# Improper Integral Question

1. Feb 4, 2012

### wolski888

EDIT: I am sorry if you can't understand the integral straight away, I am not familiar with using the notion provided by this forum. I tried, but...

1. The problem statement, all variables and given/known data
Find all values of the constant α for which the integral:
∫ [(x/(x^2 + 1)) - (3a/(3x + 1))] dx (from 0 to +infinitity)
converges. Evaluate the integral for these values of α (as a function of α).

3. The attempt at a solution
I don't really know how to approach this. It seems simpler to separate it into 2 separate integrals. And in the integral with the constant 'a', I can sub u = 3x + 1, then du = 3dx

I don't really know if I am on the right track.

Mike

Last edited: Feb 4, 2012
2. Feb 4, 2012

### Dick

You probably mean adu/u for your substitution. You are started on the right track. Work out both integrals and get the antiderivative as a function of x.

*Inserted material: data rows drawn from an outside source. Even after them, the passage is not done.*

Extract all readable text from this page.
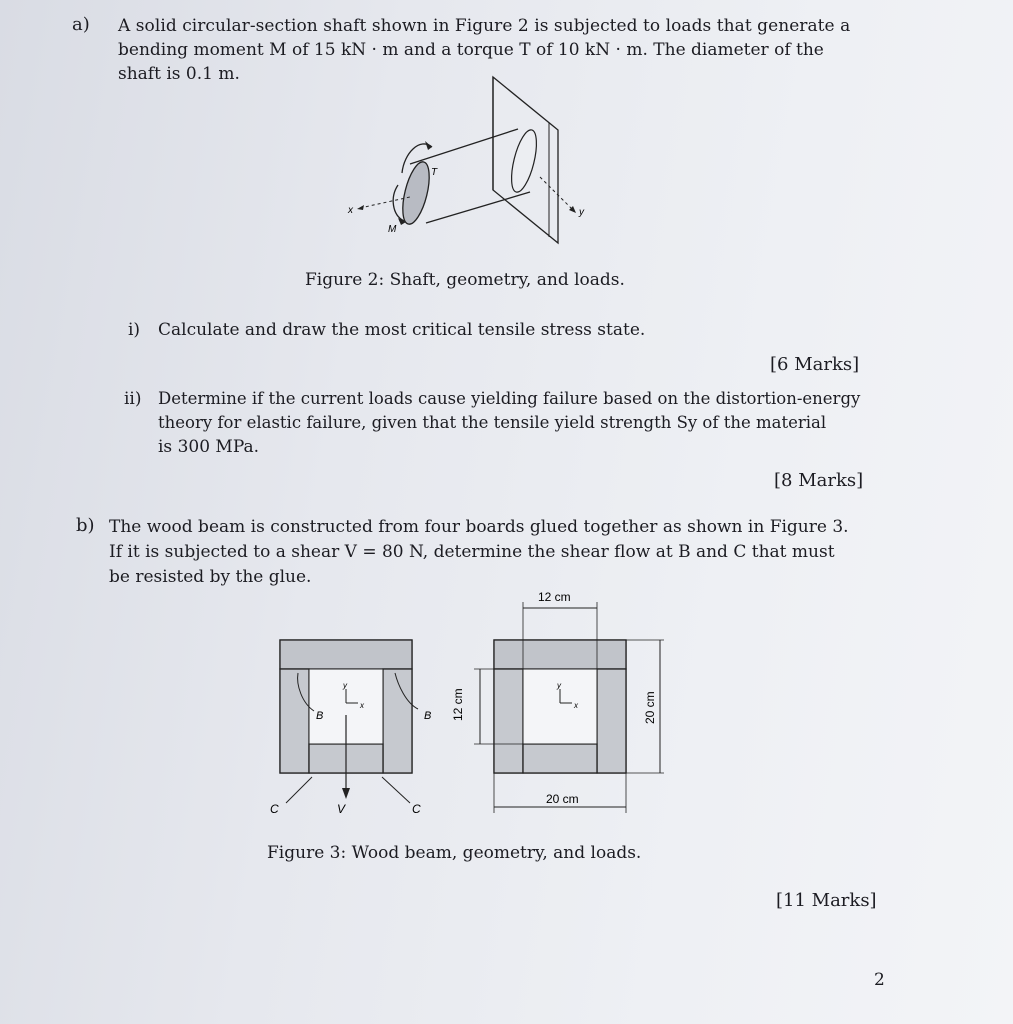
a) A solid circular-section shaft shown in Figure 2 is subjected to loads that generate a
bending moment M of 15 kN · m and a torque T of 10 kN · m. The diameter of the
shaft is 0.1 m.
T
M
x	y
Figure 2: Shaft, geometry, and loads.
i) Calculate and draw the most critical tensile stress state.
[6 Marks]
ii) Determine if the current loads cause yielding failure based on the distortion-energy
theory for elastic failure, given that the tensile yield strength Sy of the material
is 300 MPa.
[8 Marks]
b) The wood beam is constructed from four boards glued together as shown in Figure 3.
If it is subjected to a shear V = 80 N, determine the shear flow at B and C that must
be resisted by the glue.
y
x
B	B
V
C	C
y
x
12 cm
12 cm	20 cm
20 cm
Figure 3: Wood beam, geometry, and loads.
[11 Marks]
2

Once you get that start working on what the limit of it is as x->infinity. Using the rules of logs will help.

3. Feb 4, 2012

### wolski888

Yes, adu/u. My fault. And thanks!

4. Feb 7, 2012

### wolski888

OK, now I am confused. The ln|3x+1| as x goes to infinity is infinity. So it diverges. But how do I make it converge? Same with the first part of the integral...

5. Feb 7, 2012

### Dick

Combine the two integral expressions. Use rules of logs. For a special value of a the divergences might cancel.